For the game, called the Audio-based Environment Simulator (AbES), computer generated layouts of public buildings have been made, including that of the actual physical environment of the Carol Center for the Blind in Newton Massachusetts. Participants must find jewelry hidden through the rooms of the building and exit it before a monster catches them and steals their jewelry, only to hide them back in other rooms.
Since it’s actually thrilling and pressing, the blind gamer is actually motivated to explore the surroundings. The interface with the virtual building is made using a keyboard and a pair of headphones that play auditory cues that help the blind wearers spatially orient through world around them.

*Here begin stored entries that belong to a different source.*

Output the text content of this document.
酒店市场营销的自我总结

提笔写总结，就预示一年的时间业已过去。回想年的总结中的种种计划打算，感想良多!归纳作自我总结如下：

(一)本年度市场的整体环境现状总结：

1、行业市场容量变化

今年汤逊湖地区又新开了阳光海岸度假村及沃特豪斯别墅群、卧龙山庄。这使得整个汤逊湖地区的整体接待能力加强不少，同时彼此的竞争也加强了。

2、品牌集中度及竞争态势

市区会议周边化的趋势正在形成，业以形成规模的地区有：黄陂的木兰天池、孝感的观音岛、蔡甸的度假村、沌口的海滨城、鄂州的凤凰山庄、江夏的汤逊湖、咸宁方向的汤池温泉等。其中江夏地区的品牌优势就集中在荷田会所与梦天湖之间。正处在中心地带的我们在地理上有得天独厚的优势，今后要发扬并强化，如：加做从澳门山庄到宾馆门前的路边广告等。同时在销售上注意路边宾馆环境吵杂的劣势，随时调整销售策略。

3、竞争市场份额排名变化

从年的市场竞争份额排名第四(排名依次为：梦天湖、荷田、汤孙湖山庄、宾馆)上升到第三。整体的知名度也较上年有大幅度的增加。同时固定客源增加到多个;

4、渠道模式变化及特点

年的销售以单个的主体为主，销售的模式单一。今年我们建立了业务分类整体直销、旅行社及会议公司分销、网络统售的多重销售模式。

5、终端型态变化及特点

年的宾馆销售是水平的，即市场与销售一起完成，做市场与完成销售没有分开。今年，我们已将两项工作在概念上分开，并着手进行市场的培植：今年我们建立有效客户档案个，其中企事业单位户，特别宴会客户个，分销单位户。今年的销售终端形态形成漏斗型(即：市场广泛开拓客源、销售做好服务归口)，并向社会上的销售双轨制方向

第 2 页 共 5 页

Through this interaction, in time, the researchers claim an accurate mental layout of the mimicked building is made, allowing people to learn room layouts more naturally than if they were just following directions. To make it easier and more easily available to some of the 285 million blind people world-wide, the scientists are working on porting the game on other user interfaces, like a Wii Remote or joystick.
“It is conceptually difficult for a sighted person to understand ‘a video game for blind people.’ What JoVE allows us to do is break down layouts of the game and strategy, show how the auditory cues can be used and how we quantify performance going from the virtual game to the physical world,” Dr. Merabet.
Findings have been published in the journal Journal of Visualized Experiments.